The cashier frowned at Jason when he asked for the phone book, so he had to sit down and order a cup of coffee and a corn muffin to appease him. He realized as he studied the book and ate the muffin that he was hungry.
There were only two Grebses in the phone book. Gloria Grebs was way north and west according to Jason’s map. And the road going there was the merest squiggle that actually looked like it thinned out to nothing in places. It didn’t seem worthwhile going all the way out there first, when Esther Grebs lived on Twenty-eighth Street, right in the heart of the city.

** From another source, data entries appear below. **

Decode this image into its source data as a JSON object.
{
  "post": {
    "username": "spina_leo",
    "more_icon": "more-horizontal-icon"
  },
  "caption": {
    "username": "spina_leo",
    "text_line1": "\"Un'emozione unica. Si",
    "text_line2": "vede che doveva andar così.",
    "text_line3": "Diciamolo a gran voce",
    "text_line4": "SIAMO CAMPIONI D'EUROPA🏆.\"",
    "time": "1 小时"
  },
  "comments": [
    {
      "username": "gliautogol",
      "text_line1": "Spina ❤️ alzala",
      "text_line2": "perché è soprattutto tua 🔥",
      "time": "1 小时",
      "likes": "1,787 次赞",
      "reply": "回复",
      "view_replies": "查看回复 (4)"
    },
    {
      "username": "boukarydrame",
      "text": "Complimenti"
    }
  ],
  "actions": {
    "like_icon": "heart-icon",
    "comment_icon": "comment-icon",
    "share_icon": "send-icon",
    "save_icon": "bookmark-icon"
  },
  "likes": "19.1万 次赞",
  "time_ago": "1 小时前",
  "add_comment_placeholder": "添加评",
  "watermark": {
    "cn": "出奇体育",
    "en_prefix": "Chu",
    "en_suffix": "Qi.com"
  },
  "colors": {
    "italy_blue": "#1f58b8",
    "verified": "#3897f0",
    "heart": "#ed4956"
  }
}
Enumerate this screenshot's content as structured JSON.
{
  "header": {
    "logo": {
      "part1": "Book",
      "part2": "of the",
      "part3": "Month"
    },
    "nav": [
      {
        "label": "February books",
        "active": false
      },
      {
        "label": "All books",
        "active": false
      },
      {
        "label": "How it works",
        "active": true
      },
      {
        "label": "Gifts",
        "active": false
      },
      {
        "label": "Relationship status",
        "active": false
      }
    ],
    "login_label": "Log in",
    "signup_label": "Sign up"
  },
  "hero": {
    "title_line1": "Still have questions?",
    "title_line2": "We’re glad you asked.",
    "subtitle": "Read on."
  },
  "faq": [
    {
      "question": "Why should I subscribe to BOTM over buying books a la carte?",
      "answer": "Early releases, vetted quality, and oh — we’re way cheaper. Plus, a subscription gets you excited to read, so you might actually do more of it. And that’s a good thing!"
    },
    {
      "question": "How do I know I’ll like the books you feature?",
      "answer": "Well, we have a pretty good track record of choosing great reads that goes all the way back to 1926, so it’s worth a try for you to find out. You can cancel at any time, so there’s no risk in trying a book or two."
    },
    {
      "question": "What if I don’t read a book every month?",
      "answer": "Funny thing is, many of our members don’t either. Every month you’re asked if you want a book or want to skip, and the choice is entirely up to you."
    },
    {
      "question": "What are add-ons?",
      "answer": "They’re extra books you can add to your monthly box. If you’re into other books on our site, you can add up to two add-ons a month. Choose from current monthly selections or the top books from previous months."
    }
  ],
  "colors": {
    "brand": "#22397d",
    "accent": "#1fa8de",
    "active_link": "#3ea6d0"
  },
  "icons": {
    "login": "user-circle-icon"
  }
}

Jason nodded absently at the offer of another cup of coffee. It was only one-thirty. He still had all afternoon. He wrote down the two addresses and studied the San Diego map he had bought in the hotel gift shop. Twenty-eighth Street was not far from downtown. It was on the west side of the highway, at least in the direction of his hotel. He paid the cashier the dollar fifty for the coffee and muffin and left two dollars on the table for the use of the phone book.
Before he went out into the sunshine, he tried Emma one more time. Still no answer. He shrugged. Couldn’t have been too important if she didn’t leave a number. He got back in the car, all too aware that he was wandering around a strange city like an idiot for reasons that were not entirely clear, and hadn’t really learned a thing.